Negli anni floridi in cui la globalizzazione aveva esaltato le virtù esportatrici dell’industria tedesca, il sottile veleno dell’assenza di investimenti nella modernizzazione del Paese aveva reso fragili le basi di quello stesso successo. A questo ritardo, che all’inizio degli anni Venti appesantiva già il sistema tedesco nella competizione con le vecchie e nuove economie rampanti globali, il governo di Scholz prometteva di mettere mano. Forte accelerazione verso un’industria a ridotto impatto ambientale e alla transizione energetica, incentivi all’automotive per il passaggio alla mobilità elettrica, modernizzazione delle infrastrutture dei trasporti e in particolare del settore ferroviario, digitalizzazione e creazione di un ambiente ideale per lo sviluppo di startup e imprese nel campo dell’innovazione tecnologica. Il tutto assistito da un rafforzamento della rete di protezione sociale a tutela sia delle fasce più deboli della popolazione che dei lavoratori, i cui salari contenuti contribuivano alla storica debolezza dei consumi interni.

Forse il principale errore di Olaf Scholz è stato quello di creare compartimenti stagni per ogni progetto, assegnando a ogni singolo partito una competenza esclusiva su politiche che costituivano anche il rispettivo mercato elettorale. Per cui ogni ministro è andato per conto proprio, sviluppando senza coordinamento programmi e politiche più secondo le linee guida del proprio partito che del programma di governo.
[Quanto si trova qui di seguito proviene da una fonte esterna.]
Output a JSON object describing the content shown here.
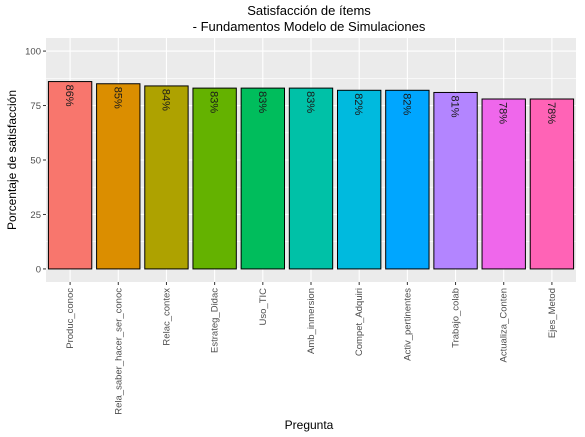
{
  "chart_data": {
    "type": "bar",
    "title": "Satisfacción de ítems",
    "subtitle": "- Fundamentos Modelo de Simulaciones",
    "xlabel": "Pregunta",
    "ylabel": "Porcentaje de satisfacción",
    "categories": [
      "Produc_conoc",
      "Rela_saber_hacer_ser_conoc",
      "Relac_contex",
      "Estrateg_Didac",
      "Uso_TIC",
      "Amb_inmersion",
      "Compet_Adquiri",
      "Activ_pertinentes",
      "Trabajo_colab",
      "Actualiza_Conten",
      "Ejes_Metod"
    ],
    "values": [
      86,
      85,
      84,
      83,
      83,
      83,
      82,
      82,
      81,
      78,
      78
    ],
    "data_labels": [
      "86%",
      "85%",
      "84%",
      "83%",
      "83%",
      "83%",
      "82%",
      "82%",
      "81%",
      "78%",
      "78%"
    ],
    "colors": [
      "#F8766D",
      "#DB8E00",
      "#AEA200",
      "#64B200",
      "#00BD5C",
      "#00C1A7",
      "#00BADE",
      "#00A6FF",
      "#B385FF",
      "#EF67EB",
      "#FF63B6"
    ],
    "ylim": [
      -6,
      106
    ],
    "yticks": [
      0,
      25,
      50,
      75,
      100
    ],
    "ytick_labels": [
      "0",
      "25",
      "50",
      "75",
      "100"
    ],
    "grid": true,
    "panel_background": "#EBEBEB",
    "grid_color": "#FFFFFF",
    "bar_outline": "#000000"
  }
}
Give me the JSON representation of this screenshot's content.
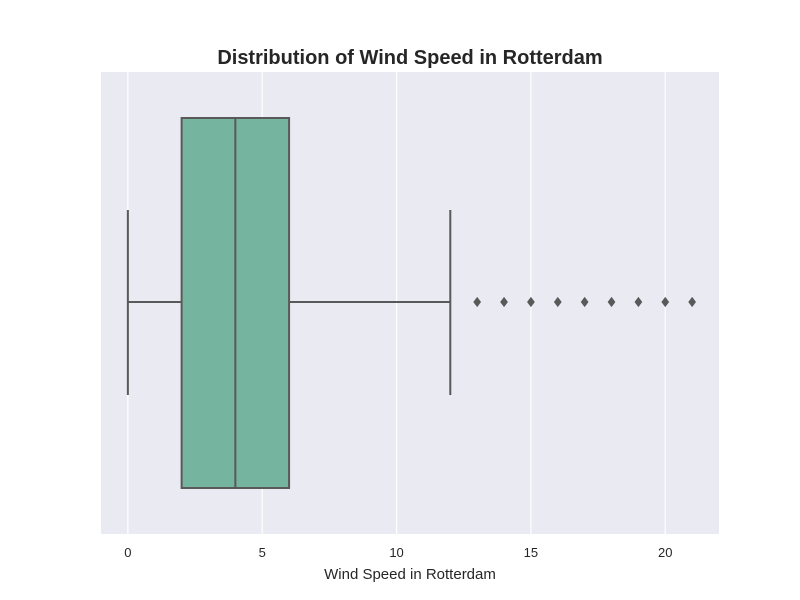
{
  "chart_data": {
    "type": "box",
    "orientation": "horizontal",
    "title": "Distribution of Wind Speed in Rotterdam",
    "xlabel": "Wind Speed in Rotterdam",
    "ylabel": "",
    "xlim": [
      -1,
      22
    ],
    "xticks": [
      0,
      5,
      10,
      15,
      20
    ],
    "xtick_labels": [
      "0",
      "5",
      "10",
      "15",
      "20"
    ],
    "grid": true,
    "box": {
      "whisker_low": 0,
      "q1": 2,
      "median": 4,
      "q3": 6,
      "whisker_high": 12,
      "outliers": [
        13,
        14,
        15,
        16,
        17,
        18,
        19,
        20,
        21
      ]
    },
    "colors": {
      "box_fill": "#75b5a0",
      "line": "#595959",
      "plot_background": "#eaeaf2",
      "grid": "#ffffff"
    }
  }
}
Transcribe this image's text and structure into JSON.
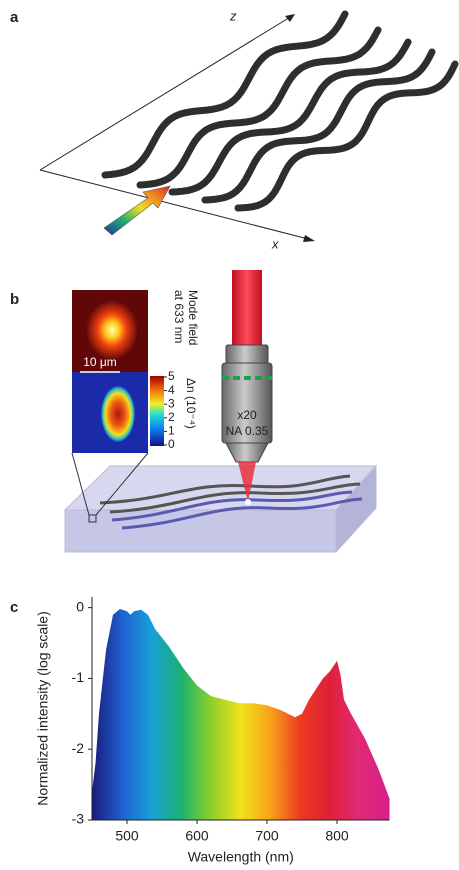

Così, per fare solo qualche esempio, il decantato pragmatismo dei verdi si è tradotto in leggi su energia e ambiente troppo ideologiche, zeppe di costosi sussidi pubblici e di regolamentazioni dettagliate e cervellotiche (quella sulla sostituzione delle caldaie è costata molti punti percentuali di consenso agli stessi verdi) e alla fine deleterie per le industrie costrette a una transizione forzata. E i programmi di modernizzazione – delle infrastrutture, dell’ambiente digitale e anche del quadro fiscale – si sono persi o nell’insipienza dei ministri liberali o nell’ostruzionismo (specie in materia fiscale) degli alleati.

Il risultato è stata una cacofonia che ha accompagnato quasi per intero il percorso del ‘governo semaforo’, accentuandosi tutte le volte che un’elezione regionale presentava il conto degli elettori. E che non poteva che finire anticipatamente nel modo più inglorioso: licenziamenti e accuse reciproche di tradimento.